Usage Tips for Various Sections of This Site
This website is a collection of related materials of different types and formats. Below we provide specific tips and advice about to best use and navigate each of these sections. All of the content on this site is fully indexed and can be searched in varying levels of granularity. This page also contains help on how to make the most of these various search capabilities.
DOT Area Forms
Each of these sections, BERHA Project Area text (2002), BERHA Project Area photos (2002) and BERHA Project Area updated photos (2008), has its own table of contents page. The web pages within each of these sections is designed to closely mimic the actual paper forms they represent. Because of this they don't have a menu at the top of the page, but instead, have a "tag along" menu link on the left side of each page. It is labled "Back to Table of Contents" and will follow the page scrolling, always becoming visible and accessible when the page scrolling stops. The illustration, at right, shows how it appears. When you hover a mouse pointer over it, it will turn red to show it's active. When clicked upon, it will return you to the table of contents for the section your are currently in.
This is content stored in Adobe Corporation's Portable Document Format (PDF). Due to the size of the original documents, this was the most practical way to make these lengthy and highly detailed materials available. PDF documents, in a web site, don't behave like regular web pages, but they do offer other capabilities which are easily accessible via your browser's alternate menus. These "alternate" menus are most commonly accessed by clicking the mouse's right button while hovering over a menu item (link). An example of what this may look like is shown at left. Regardless of whether you use a Microsoft Windows-based or Apple PC, most browsers will function the same way, though they may look slightly different.
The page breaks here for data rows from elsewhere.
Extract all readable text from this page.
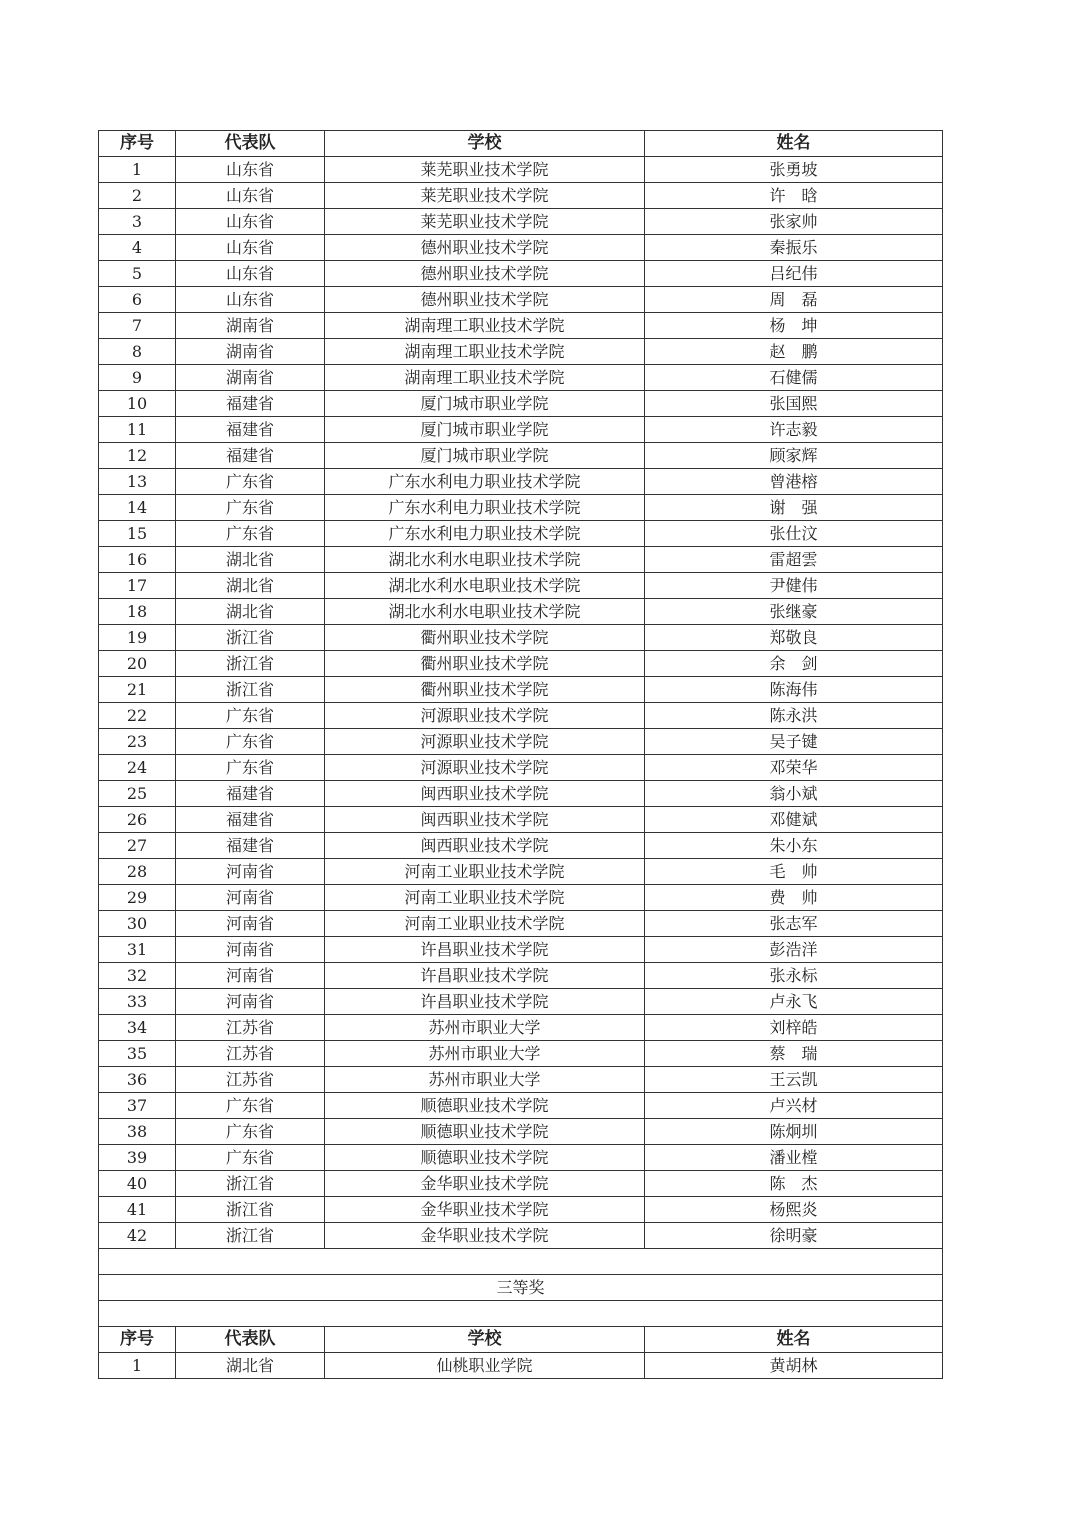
序号	代表队	学校	姓名
1	山东省	莱芜职业技术学院	张勇坡
2	山东省	莱芜职业技术学院	许　晗
3	山东省	莱芜职业技术学院	张家帅
4	山东省	德州职业技术学院	秦振乐
5	山东省	德州职业技术学院	吕纪伟
6	山东省	德州职业技术学院	周　磊
7	湖南省	湖南理工职业技术学院	杨　坤
8	湖南省	湖南理工职业技术学院	赵　鹏
9	湖南省	湖南理工职业技术学院	石健儒
10	福建省	厦门城市职业学院	张国熙
11	福建省	厦门城市职业学院	许志毅
12	福建省	厦门城市职业学院	顾家辉
13	广东省	广东水利电力职业技术学院	曾港榕
14	广东省	广东水利电力职业技术学院	谢　强
15	广东省	广东水利电力职业技术学院	张仕汶
16	湖北省	湖北水利水电职业技术学院	雷超雲
17	湖北省	湖北水利水电职业技术学院	尹健伟
18	湖北省	湖北水利水电职业技术学院	张继豪
19	浙江省	衢州职业技术学院	郑敬良
20	浙江省	衢州职业技术学院	余　剑
21	浙江省	衢州职业技术学院	陈海伟
22	广东省	河源职业技术学院	陈永洪
23	广东省	河源职业技术学院	吴子键
24	广东省	河源职业技术学院	邓荣华
25	福建省	闽西职业技术学院	翁小斌
26	福建省	闽西职业技术学院	邓健斌
27	福建省	闽西职业技术学院	朱小东
28	河南省	河南工业职业技术学院	毛　帅
29	河南省	河南工业职业技术学院	费　帅
30	河南省	河南工业职业技术学院	张志军
31	河南省	许昌职业技术学院	彭浩洋
32	河南省	许昌职业技术学院	张永标
33	河南省	许昌职业技术学院	卢永飞
34	江苏省	苏州市职业大学	刘梓皓
35	江苏省	苏州市职业大学	蔡　瑞
36	江苏省	苏州市职业大学	王云凯
37	广东省	顺德职业技术学院	卢兴材
38	广东省	顺德职业技术学院	陈炯圳
39	广东省	顺德职业技术学院	潘业樘
40	浙江省	金华职业技术学院	陈　杰
41	浙江省	金华职业技术学院	杨熙炎
42	浙江省	金华职业技术学院	徐明豪

三等奖			

序号	代表队	学校	姓名
1	湖北省	仙桃职业学院	黄胡林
With PDF files, it's usually best to open them in a new tab in your browser software. This keeps the original web page open while also opening a copy of the PDF you're exploring. When done with the PDF, simply close that browser tab and you will still have the origination web page (and it's full website menu) open. The interactive, aertial photo map will also benefit from this approach, but we'll address that in a following section.
There are two interactive pages - one is a photo viewer and the other is "photo-linked map". The photo map is a PDF map with locations linked to associated aerial photos. The linked locations are shown by numbers within red boxes. Clicking on any of these boxes will open the associated neighborhood photograph. The best technique for viewing the photo map is to use the "right-click" (alternate) menu to open the map in a separate browser tab as shown in the illustration at right. Repeat this process when opening photos linked to locations on the map. This will cause three (or more) browser tabs to be open simultaneously and will speed up your browsing by avoiding the need to repeatedly reload the large map PDF. It's also wise to avoid opening more than a few photos at the same time unless your PC has a lot of memory.
Three Methods of Searching
There are two basic ways to search the content on this website and one that can be used if you download a PDF document. The first is to use this website's own powerful search capability that can find all pages and documents that contain information matching your search criteria. There is a search box in the top right portion of every web page as shown at left. Aside from a space to enter your search term(s), there are two other links — one that that displays specific search tips and an "advanced search" link that allows you to be much more specific in your search criteria. The search results page(s) appear in a familiar format such as you would see when using any of the major search engines as shown at right. The search terms are show highlighted within each result.
The second method of searching is used within documents you've located using the site-wide search engine. This search function is a feature of every major browser currently available. This function will find all occurrences of search terms within the web pages or PDF documents currently displayed within your web browser. If you use a Microsoft Windows-based PC press "CTRL + F" on your keyboard (that's the CTRL key and the"F" key simultaneously). If you're using an Apple PC, simultaneously press the "command + F" keys. Depending on the browser you're using, this will open a small search window at either the top or bottom of the browser window. The illustration at left shows the browser search window within the Firefox browser.
The third method applies specifically to a PDF file that you download from this site. After downloading a PDF document you'll likely use PDF reader software such as Adobe's Acrobat Reader. PDF reader software usually contains its own search capability just for the PDF document being viewed. The image at right shows the search window in Adobe Acrobat Reader DC for Windows.